Free Speech in Universities

It seems speaking your mind on a college campus is historically much harder than it should be.

If students clash with the administration over a worldview, be it political, religious, etc., apparently, this can become so divisive and heated that a Supreme Court ruling is required. If you should ever need a bail bondsman due to a free speech issue, it’s imperative to find someone who will help you out of a tricky situation.  The following will help give you a background on free speech issues on university campuses in the United States.

Throughout the last half-century, there have been several Supreme Court cases regarding free speech and higher education establishments. The rigid neutrality of properly upholding the First Amendment is what causes this dissonance, which in turn causes these court cases, and universities’ administrations have long struggled with accepting the Amendment’s unwavering nature.

In 1973, in the case of Healy vs. James, the Supreme Court decided that just because a university thought a student group might be disruptive to student peace on campus didn’t mean that the University had the right to deny that group official student group status. Student group status would enable the group to pay fees to the university in exchange for campus space for offices, meetings, demonstrations, etc. The group in question in Healy vs. James was Students for a Democratic Society, a New Left movement that was critical of things like racial discrimination, economic inequality, the unlimited power of giant corporations, and the divisive concept of political parties. They were not communists, but they were anti-anti-communist, which was, for the older generation running the University of Michigan, very anti-American and radical indeed. One can imagine that the administration used its ability to decide that there would be a disruption of the other students’ ability to learn caused by this group, and therefore justify not giving the group official student group status. Thankfully the Supreme Court took away that ability and said they would need very direct evidence to support that presupposition of disruption.

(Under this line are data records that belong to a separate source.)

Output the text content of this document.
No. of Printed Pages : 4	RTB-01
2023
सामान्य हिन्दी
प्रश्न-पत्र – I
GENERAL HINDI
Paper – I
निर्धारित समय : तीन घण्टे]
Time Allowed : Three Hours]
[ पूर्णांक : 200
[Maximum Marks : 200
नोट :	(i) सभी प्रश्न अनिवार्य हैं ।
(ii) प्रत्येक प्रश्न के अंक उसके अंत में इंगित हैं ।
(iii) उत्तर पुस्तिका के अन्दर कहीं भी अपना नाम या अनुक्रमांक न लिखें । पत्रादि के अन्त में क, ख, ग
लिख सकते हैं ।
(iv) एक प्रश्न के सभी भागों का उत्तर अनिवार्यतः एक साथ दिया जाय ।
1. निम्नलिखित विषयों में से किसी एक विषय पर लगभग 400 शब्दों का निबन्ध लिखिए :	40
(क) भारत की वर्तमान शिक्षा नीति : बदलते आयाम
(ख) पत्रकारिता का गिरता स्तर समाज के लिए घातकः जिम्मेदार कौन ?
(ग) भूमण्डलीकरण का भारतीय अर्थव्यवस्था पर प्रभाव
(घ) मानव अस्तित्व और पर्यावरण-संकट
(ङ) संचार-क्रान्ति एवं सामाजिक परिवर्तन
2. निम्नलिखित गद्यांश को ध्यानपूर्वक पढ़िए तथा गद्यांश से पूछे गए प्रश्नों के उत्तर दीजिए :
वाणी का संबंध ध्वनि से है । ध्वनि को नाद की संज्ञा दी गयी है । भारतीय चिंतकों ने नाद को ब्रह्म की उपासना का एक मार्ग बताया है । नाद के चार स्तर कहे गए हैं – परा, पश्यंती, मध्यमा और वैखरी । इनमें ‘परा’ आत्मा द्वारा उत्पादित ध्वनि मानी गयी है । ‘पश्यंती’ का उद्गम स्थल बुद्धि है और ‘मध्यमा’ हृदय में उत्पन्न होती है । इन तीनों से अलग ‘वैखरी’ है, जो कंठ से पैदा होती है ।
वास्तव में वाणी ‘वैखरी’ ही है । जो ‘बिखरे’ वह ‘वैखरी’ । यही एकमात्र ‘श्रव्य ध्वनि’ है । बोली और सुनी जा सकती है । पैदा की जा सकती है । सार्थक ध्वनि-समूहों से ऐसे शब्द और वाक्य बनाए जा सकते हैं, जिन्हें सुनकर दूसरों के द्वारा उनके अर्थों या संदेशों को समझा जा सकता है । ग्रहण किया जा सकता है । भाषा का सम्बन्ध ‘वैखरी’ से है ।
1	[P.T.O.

Another free-speech controversy is the attempt of universities to impose “hate speech codes” or a restriction on speech by student groups that is believed to be racist or sexist. In Doe vs. the University of Michigan, in 1993, the United States Court for the Eastern District of Michigan took away the University of Michigan’s ability to have such codes. The court said universities would no longer restrict student’s views from public display “because it disagreed with the ideas or the messages sought to be conveyed, nor because the speech was found to be offensive, even gravely so, by large numbers of people.” The court also stated that this free-speech controversy regarding hate speech is especially pertinent in the university setting where the free flow of all possible ideas and worldviews are meant to clash together and learn from one another.

Part of students’ tuition is distributed by university administrations to provide funding for student groups. When university administrations deny student groups these funds for representing some sort of religious view then the First Amendment has been violated. In Rosenberger vs. Rector of the University of Virginia, 1995, the Supreme Court ruled that the university could not deny funding for any student group on the basis of viewpoints held by the members of that group. Legal counsel read will help you to lead out of that situation as well.

University administration has a free speech conundrum inherent in their system. They are treating their students like adults, preparing them for the “real world” and supposedly allowing an absolutely free, unfettered dialogue of ideas that happen between intelligent, curious minds, young and old, student and professor. Yet the university is still a finite space, a place run by a small group of people who have moral codes like anyone else. These people are in charge of allocating physical space, funds, marketing resources, and other beneficial resources to groups that might not line up with their personal moral worldview. We should be thankful that these administrators have a court system above them to keep them in check and keep speech free.